Dr. Aydogan Ozcan: Studying Cells with Smartphones
At UCLA, Dr. Aydogan Ozcan is leading research on telemedicine technologies, creating new kinds of microscopes so compact and lightweight that they can be attached to cell phones to screen water or blood for bacteria.
"We work without the use of conventional microscope lenses—we're building lens-free computational microscopes," Ozcan said. "We reconstruct images from the shadows of the specimens." Light passes through bacterial cells, creating shadows that are textured. The shadows are processed to construct images of thousands of cells that can then be identified. Ozcan is from Los Angeles.
Dr. Tomas Palacios: Gallium Nitride for Next-Generation Radars, Electronics
At MIT, Dr. Tomas Palacios is working on a new semiconductor called gallium nitride, recognized as the next-generation technology for electronics. The devices are being inserted into radar systems and power amplifiers.

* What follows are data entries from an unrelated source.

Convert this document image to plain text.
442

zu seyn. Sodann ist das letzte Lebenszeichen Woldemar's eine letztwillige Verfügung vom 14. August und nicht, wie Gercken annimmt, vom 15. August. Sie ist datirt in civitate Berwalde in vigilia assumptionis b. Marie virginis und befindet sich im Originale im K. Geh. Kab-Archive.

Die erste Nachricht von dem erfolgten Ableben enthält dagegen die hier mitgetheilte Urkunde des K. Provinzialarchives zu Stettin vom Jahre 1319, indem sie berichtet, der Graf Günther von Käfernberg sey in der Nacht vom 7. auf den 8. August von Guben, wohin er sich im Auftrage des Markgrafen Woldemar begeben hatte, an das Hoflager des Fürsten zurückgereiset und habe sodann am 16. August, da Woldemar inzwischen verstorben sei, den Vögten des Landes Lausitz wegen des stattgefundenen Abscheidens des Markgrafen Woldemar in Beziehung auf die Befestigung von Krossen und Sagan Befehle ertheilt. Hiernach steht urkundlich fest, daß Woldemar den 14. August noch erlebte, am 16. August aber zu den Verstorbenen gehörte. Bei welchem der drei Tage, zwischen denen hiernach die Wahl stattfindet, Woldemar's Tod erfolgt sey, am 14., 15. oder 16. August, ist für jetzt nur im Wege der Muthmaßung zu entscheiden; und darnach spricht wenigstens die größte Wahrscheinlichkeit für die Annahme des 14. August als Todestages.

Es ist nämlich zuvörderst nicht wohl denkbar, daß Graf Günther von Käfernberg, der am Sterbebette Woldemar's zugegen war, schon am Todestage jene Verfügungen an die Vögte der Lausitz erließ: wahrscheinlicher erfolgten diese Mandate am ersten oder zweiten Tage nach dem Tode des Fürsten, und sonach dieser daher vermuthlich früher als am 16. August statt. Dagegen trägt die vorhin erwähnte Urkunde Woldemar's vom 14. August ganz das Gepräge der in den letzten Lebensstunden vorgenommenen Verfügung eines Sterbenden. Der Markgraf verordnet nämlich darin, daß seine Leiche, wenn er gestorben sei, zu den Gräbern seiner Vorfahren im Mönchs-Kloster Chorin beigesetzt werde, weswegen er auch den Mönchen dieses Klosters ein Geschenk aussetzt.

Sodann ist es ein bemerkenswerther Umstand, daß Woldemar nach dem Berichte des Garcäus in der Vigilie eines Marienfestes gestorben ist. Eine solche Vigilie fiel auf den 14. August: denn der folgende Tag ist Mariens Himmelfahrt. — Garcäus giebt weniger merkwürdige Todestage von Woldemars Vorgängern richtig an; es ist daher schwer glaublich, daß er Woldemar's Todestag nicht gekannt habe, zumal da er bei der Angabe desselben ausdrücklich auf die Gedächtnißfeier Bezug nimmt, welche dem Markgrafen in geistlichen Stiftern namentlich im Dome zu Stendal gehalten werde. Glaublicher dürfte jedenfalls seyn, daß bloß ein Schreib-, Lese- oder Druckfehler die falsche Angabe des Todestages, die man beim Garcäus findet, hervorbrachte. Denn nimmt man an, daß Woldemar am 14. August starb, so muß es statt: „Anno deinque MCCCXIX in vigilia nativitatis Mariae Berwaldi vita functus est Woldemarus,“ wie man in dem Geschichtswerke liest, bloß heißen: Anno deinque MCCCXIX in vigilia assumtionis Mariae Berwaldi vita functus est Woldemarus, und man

"ONR has had a preeminent role in pushing gallium nitride from scientific curiosity to a commercial reality," Palacios said. "Through the PECASE award, we are developing new transistor structures to push the frequency performance of gallium nitride even further."
As a doctoral student at the University of California at Santa Barbara, Palacios helped to increase the maximum operating frequency of transistors to 40 gigahertz, from the single-digit gigahertz operation common at the time. One gigahertz falls in the frequency range of cellular phones. The 40 gigahertz limit increased to more than 100 gigahertz after Palacios continued the research at MIT. His goal is to push the performance to 1 terahertz, or 1,000 gigahertz. Originally from Jaen, Spain, Palacios considers Cambridge, Mass. as his hometown.
Dr. Joseph Teran: Improving the Realism of Surgical Simulators
In the UCLA math department, Dr. Joseph Teran is researching a new algorithm that will increase the realism of medical and surgical simulators. "It will help improve the training of surgeons, and it will also help improve research and development of surgeries," he said.
To model the human body and its moving structures in a simulation, a class of partial differential equations must be solved in real time. Designing the algorithm to solve those equations via multi-core processor computing is one of the challenges. If Teran's team is successful, the resulting medical simulations one day could look indistinguishable from a video recording.